Le 20 août 2006, quelque 581 tonnes de slops – mélange de résidus pétroliers et de soude caustique issu d’un raffinage sauvage en pleine mer – transportées par le Probo Koala, un tanker affrété par la société Trafigura, sont déversées dans quatorze communes de la capitale économique de la Côte d’Ivoire. Selon la liste officielle donnée par le Trésor public ivoirien, la pollution engendrée par le déversement des déchets toxiques aurait provoqué la mort de seize personnes et l’intoxication de 95 247 autres. Un an après le drame, les sites pollués ne sont toujours pas tous nettoyés. Chargée de ces travaux de dépollution commencés en septembre 2006, la société française Trédi avoue toujours être « dans l’attente d’une autorisation administrative de l’Etat ivoirien » pour pouvoir collecter les « 2 500 à 3 000 tonnes de substances contaminées restantes ». Or la saison des pluies qui a démarré depuis peu multiplie les risques de contamination par ruissellement. Une situation qui ne semble guère inquiéter la présidence ivoirienne, qui a repris le dossier en main en début d’année, plus enclin à privilégier le volet financier de l’affaire.

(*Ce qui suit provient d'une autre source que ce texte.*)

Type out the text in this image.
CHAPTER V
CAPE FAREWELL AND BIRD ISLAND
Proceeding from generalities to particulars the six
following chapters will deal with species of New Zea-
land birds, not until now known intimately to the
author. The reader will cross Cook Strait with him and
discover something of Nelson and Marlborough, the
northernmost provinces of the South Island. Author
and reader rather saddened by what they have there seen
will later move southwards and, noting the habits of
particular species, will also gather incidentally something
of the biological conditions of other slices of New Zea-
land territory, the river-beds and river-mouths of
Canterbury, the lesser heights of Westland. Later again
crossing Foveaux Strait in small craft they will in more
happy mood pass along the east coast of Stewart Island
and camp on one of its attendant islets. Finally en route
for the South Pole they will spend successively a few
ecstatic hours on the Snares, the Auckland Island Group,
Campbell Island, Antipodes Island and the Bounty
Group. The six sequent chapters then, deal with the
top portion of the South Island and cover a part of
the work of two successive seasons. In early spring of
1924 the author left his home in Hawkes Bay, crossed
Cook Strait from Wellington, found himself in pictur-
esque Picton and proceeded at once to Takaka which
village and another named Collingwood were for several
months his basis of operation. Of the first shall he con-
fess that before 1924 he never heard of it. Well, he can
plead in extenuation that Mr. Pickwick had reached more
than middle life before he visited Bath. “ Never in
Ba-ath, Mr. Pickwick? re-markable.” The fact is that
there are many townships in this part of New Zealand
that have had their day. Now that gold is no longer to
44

Ainsi, le 13 février dernier, la société Trafigura s’engageait à verser à l’Etat ivoirien 100 milliards de francs CFA (152,5 millions d’euros) en échange de l’abandon des poursuites judiciaires et de la libération de ses dirigeants Claude Dauphin et Jean-Pierre Valentini, respectivement directeur de Trafigura et responsable de la zone Afrique de l’Ouest, emprisonnés à la Maison d’arrêt et de correction d’Abidjan (Maca). La somme, qui devait servir à indemniser les victimes et à financer la dépollution et la construction d’une usine de traitement des déchets ménagers, a été jusqu’à ce jour en majeure partie accaparée par le pouvoir. Ainsi, seuls 20 % de cette somme, environ 30 millions d’euros, sont destinés au dédommagement des victimes dont les familles se sont constituées en collectifs ; l’Etat, dont la défaillance des services a permis la catastrophe, garderait le reste.
Une répartition qui est rejetée en bloc par la Fédération nationale des victimes des déchets toxiques de Côte d’Ivoire (Fenavidet-CI) qui regroupe plusieurs associations locales. « C’est honteux, on se demande s’ils n’ont pas fait venir ce bateau volontairement », se révolte Rachel Gogoua, présidente de l’Association des victimes d’Akouédo, une des communes les plus touchées. En Lybie, les familles des enfants contaminés par le virus du sida ont été directement indemnisées. Ici, on a l’impression que l’Etat cherche à s’enrichir sur le dos des gens intoxiqués. » Les rapports publiés par deux commissions d’enquête, une nationale et l’autre internationale, constituées après les évènements sont accablants pour Trafigura, mais également pour les autorités ivoiriennes. Ainsi, le déchargement se serait effectué sous le contrôle des plus hautes autorités, dont Marcel Gossio, directeur du port autonome d’Abidjan – un proche de Simone Gbagbo et un des principaux financier du parti présidentiel, le Front populaire ivoirien –, mais également des directeurs des douanes et du district d’Abidjan. Suspendus tous les trois, ils ont été réintégrés par décret présidentiel en décembre 2006.
Les responsables de ce désastre écologique ne seront jamais jugés en Côte d’Ivoire depuis que les poursuites se sont arrêtées avec l’accord signé entre l’Etat et Trafigura. Cependant, plusieurs autres procédures ont été entamées en Europe. La Haute cour de Londres a donné son aval pour l’engagement d’une action collective lancée par un cabinet d’avocats anglais au nom de 5 000 victimes ; une procédure civile qui se poursuivra tant que les victimes ne seront pas indemnisées. Une instruction est également engagée aux Pays-Bas où les déchets ont été chargés. D’autre part, une enquête préliminaire a été ouverte par le parquet de Paris suite à la plainte pour « homicide et blessures involontaires » et « corruption d’agents publics étrangers » à l’encontre de Claude Dauphin et Jean-Pierre Valentini, lancée par 94 ivoiriens. Cependant, les constitutions de partie civile, qui devaient déboucher sur l’ouverture d’une information judiciaire, ont été rejetées par le doyen des juges d’instruction sous prétexte qu’elles « ne remplissaient pas les conditions du code de procédure pénale sur les délits commis à l’étranger et dont les auteurs ou victimes sont français ».